Ähnlich verwegen und abseitig wird wohl auch der Local hero Mark Scheibe sein Hörspiel „Die Feinen Herren in Prag“ auf offener Bühne einspielen. Diese live gesprochenen, gespielten und mit Geräuschen versehenen Hörspiele waren in den letzten Jahren faszinierende Höhepunkte der Radio-Bremen Abende, denn hier bot sich die Gelegenheit, ein wenig hinter die Kulissen des Radiomachens zu blicken. Auf der Kulturseite steht ein Interview mit Mark Scheibe über seinen Roman, auf dem das Hörspiel basiert.

Aus Tuva, im Norden der Mongolei kommt mit Yat-Kha eine Band, die Rock mit ihrer traditionellen Musik inklusive der tiefen Kehlgesänge ihrer Region verbindet. Die allzu plakative Bezeichnung „Yenissei Punk“ entstammt wohl nur der Hilflosigkeit westlicher Musikkritiker, solche Phänomene genauer zu beschreiben. Der irische Popbarde Jack Lukeman beschließt diesen Abend auf einer vergleichsweise konventionelleren Note. Der 26-jährige Sänger gilt als neue Hoffnung der irischen Popszene, und seine Stimme wird als Mischung aus Scott Walker, Frank Sinatra, Jim Morrison und Tom Waits beschrieben

Der Samstagabend beginnt um 20 Uhr mit der US-amerkanischen Blues-Sängerin Sandy Dillon, die beim diesjährigen „women in (e)motion“- Festival so begeisterte, dass sie kurzerhand gleich für die Breminale noch mal eingeladen wurde (siehe Interview auf Seite 26). Die Gruppe Nass Marrakech aus Marokko beschließt diesen Abend mit mythisch-mystischen Tänzen, denn die Tradition ihrer Musik reicht tief in die ekstatischen Riten ihrer Religion hinein.
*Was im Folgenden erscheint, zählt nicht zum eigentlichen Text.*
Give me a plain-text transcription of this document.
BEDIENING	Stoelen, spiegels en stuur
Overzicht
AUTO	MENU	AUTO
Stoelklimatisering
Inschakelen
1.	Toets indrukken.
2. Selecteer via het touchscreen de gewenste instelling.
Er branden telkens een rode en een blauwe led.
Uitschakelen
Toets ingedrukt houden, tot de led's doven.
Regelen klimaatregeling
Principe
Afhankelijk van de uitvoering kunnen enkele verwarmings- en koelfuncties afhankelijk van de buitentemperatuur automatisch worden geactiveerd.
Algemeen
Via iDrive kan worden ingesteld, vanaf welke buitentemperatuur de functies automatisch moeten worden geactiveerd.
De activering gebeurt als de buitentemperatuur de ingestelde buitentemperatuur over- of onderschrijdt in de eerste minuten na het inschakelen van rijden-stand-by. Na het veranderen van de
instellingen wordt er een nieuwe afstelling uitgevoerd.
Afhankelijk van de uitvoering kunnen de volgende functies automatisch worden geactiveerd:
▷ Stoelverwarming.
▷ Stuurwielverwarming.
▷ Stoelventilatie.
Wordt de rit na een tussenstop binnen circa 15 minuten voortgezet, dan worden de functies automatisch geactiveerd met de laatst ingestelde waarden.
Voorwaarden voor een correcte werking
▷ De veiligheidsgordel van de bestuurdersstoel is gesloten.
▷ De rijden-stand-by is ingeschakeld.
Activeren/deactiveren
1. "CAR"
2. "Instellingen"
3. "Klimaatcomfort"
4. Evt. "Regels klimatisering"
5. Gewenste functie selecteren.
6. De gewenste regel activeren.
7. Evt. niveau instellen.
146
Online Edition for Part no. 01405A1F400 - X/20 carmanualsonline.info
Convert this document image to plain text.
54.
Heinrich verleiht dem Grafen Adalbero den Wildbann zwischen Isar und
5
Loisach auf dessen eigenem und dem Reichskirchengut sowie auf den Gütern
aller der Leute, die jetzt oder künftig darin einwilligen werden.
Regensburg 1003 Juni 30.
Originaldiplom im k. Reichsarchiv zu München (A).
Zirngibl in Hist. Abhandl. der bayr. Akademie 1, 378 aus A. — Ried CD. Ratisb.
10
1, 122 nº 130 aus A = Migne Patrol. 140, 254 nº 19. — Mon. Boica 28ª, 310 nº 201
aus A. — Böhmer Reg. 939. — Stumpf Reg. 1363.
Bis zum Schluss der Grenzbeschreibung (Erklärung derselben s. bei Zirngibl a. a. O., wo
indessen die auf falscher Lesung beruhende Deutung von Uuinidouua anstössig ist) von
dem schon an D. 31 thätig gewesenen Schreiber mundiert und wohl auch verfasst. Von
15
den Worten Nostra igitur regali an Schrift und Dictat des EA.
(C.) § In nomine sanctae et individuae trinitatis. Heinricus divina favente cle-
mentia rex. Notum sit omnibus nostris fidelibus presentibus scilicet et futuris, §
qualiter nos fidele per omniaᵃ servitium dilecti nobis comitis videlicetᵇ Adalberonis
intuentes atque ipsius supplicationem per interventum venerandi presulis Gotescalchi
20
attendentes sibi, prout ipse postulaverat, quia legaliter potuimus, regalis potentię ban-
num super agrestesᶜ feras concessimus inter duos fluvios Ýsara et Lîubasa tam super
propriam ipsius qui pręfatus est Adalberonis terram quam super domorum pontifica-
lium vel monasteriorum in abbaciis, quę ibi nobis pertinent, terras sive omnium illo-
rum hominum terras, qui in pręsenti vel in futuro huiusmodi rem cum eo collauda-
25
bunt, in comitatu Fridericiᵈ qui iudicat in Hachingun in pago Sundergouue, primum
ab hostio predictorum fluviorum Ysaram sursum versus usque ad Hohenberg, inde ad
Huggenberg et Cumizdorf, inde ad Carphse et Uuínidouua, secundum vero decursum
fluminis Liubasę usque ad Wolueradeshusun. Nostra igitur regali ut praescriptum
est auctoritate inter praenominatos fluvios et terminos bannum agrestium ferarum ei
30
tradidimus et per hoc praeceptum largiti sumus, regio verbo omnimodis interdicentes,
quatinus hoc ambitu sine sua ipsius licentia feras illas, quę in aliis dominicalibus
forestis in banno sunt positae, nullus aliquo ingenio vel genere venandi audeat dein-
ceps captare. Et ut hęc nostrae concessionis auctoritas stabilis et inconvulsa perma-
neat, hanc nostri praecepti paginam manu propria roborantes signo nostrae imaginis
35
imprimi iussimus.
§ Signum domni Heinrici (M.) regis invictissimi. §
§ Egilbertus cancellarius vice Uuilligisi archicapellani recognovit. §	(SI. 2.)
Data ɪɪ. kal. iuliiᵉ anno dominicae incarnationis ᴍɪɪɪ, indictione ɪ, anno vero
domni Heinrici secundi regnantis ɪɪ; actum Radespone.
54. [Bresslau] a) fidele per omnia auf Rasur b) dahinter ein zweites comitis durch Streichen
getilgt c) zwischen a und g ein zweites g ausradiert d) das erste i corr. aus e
Die Vorfahren der Musiker kommen aus Gebieten jenseits der Sahara, nach Jahrhunderten der Vertreibung und Sklaverei haben sie sich nun in Marrokko angesiedelt, wo sie ihre tranceartigen Zeremonien heute noch so wie vor Jahrhunderten ausüben.

Die Gruppe Nass Marrakech hat diese Musik allerdings mit etwas Jazzrock und Ethno-Pop-Elementen etwas verträglicher für die Weltmusik-Gemeinde angerührt, so dass am Samstagabend neben den scheppernden Kastagnetten Karbaka, dem Bassinstrument sentir und den unisono skandierten Chor-Ausbrüchen wohl auch solche Allerweltsinstrumente wie Gitarre, Bass und Schlagzeug zu hören sein werden.